Quelques années plus tard, le champion du monde signe à Flamengo. Les dirigeants voient en ce dribbleur invétéré une garantie de succès. Mais alcoolique et dépressif, Garrincha ne marquera que 4 buts en 15 matchs. Il aura fallu attendre les années 1970 pour que le club se trouve une icône digne de ce nom, en la personne de Zico.
Zico, l’âge d’or
Bien plus que Ronaldinho, Romario, Bebeto ou Vinicius Jr, au cours de ces quatre années passés sous les couleurs Rouge et Noir, Zico a marqué l’histoire de Flamengo. En inscrivant en moyenne 44 buts par an, le meilleur buteur de l’histoire du club a été essentiel dans la qualification des Brésiliens pour la Coupe intercontinentale.

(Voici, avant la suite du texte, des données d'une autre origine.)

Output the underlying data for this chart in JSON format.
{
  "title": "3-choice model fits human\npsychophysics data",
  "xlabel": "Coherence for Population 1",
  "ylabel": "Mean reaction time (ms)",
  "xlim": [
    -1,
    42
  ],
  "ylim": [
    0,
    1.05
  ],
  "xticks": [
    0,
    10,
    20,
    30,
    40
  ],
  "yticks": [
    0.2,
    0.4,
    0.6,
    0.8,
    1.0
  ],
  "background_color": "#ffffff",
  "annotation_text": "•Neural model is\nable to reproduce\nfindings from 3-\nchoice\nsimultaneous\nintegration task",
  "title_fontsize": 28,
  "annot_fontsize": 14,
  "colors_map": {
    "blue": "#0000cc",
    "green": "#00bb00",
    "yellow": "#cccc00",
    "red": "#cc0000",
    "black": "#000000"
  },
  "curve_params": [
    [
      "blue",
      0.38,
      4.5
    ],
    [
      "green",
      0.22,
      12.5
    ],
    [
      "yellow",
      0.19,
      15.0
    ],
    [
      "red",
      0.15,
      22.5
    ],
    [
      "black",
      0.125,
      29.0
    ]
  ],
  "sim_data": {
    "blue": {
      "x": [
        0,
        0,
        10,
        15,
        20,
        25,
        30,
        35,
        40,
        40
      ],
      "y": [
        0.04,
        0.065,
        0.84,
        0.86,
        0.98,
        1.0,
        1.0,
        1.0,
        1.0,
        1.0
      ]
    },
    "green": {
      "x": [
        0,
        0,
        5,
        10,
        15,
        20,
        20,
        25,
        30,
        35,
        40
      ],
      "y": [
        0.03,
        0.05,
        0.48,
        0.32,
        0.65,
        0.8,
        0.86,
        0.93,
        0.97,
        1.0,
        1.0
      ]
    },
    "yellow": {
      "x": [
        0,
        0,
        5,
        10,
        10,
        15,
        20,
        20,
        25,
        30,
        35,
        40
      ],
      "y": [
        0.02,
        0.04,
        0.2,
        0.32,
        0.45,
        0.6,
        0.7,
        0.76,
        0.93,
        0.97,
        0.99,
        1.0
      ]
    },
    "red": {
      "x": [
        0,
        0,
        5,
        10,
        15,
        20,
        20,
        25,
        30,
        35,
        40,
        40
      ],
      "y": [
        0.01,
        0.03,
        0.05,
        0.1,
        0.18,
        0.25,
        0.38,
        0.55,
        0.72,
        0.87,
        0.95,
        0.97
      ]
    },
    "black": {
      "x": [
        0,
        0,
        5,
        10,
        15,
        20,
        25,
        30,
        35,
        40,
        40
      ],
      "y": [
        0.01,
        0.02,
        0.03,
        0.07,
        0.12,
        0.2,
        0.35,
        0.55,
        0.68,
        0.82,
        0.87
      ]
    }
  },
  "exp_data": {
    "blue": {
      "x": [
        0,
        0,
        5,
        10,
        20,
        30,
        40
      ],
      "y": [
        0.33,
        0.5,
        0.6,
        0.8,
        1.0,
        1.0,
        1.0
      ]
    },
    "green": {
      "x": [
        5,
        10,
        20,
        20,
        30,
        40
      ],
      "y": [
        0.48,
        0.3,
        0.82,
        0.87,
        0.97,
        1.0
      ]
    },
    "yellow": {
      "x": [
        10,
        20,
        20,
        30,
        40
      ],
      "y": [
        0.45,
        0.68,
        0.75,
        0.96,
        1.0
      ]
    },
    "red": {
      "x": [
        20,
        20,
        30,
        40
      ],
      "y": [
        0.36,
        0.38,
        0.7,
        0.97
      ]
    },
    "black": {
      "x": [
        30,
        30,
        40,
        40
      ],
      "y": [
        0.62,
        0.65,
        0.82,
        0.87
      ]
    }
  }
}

A Tokyo, Flamengo l’emporte sur le score de trois buts à zéro grâce à Nunes et Adílio. L’institution devient la seconde au Brésil, à remporter la compétition, après le Santos FC de Pelé, dans les années 1960. Une victoire offrant ainsi au club une notoriété qui traverse les océans.
Après une deuxième pige dans son club de cœur, Zico part pour de bon. Son départ coïncide avec le retour des années de vaches maigres du côté de Flamengo. Pour dépoussiérer l’armoire à trophées, l’entreprise suisse de marketing ISL en prend le contrôle en 1999.

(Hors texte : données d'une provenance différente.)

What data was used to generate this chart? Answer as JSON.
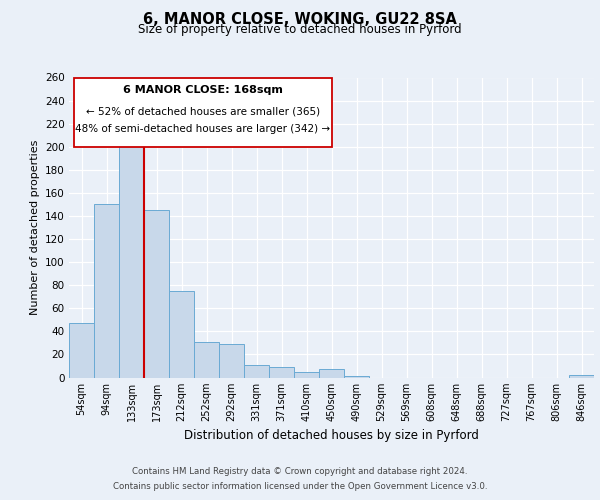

La mise en faillite d’ISL en 2002 plonge le club dans une crise financière et sportive sans précédent. Un mal pour un bien, puisqu'il a été décidé de miser principalement sur les joueurs issus de son centre de formation. Une politique sportive qui a quelque peu pris du plomb dans l’aile ces dernières années, au regard des joueurs de renom qui ont posé leur valise à Rio.
Un effectif évalué à 160 millions d’euros
Evaluées à près de 160 millions d’euros par TransfertMarkt, les ressources humaines à disposition de Vitor Pereira, l’entraîneur de Flamengo, sont d’une incroyable densité qualitative. Certes, il s’agit de joueurs en fin de carrière (David Luiz, Arthuro Vidal, Filipe Luís), ou dont l’aventure européenne s’est soldée par un échec (Everton, Gabriel Barbosa, Thiago Maia, Gerson), mais le technicien portugais a réussi à en tirer le meilleur.
Evoluant le plus souvent avec un milieu de terrain renforcé (4-4-2 ou 4-3-1-2), Flamengo est une équipe joueuse et intense dans son animation offensive, au service d'avants-centres efficaces, à l’image de Pedro. Le style de jeu déployé a pour principaux atouts la maîtrise technique dans l’entrejeu et la virtuosité des ailiers. En revanche, la lenteur de la charnière défensive reste handicapante.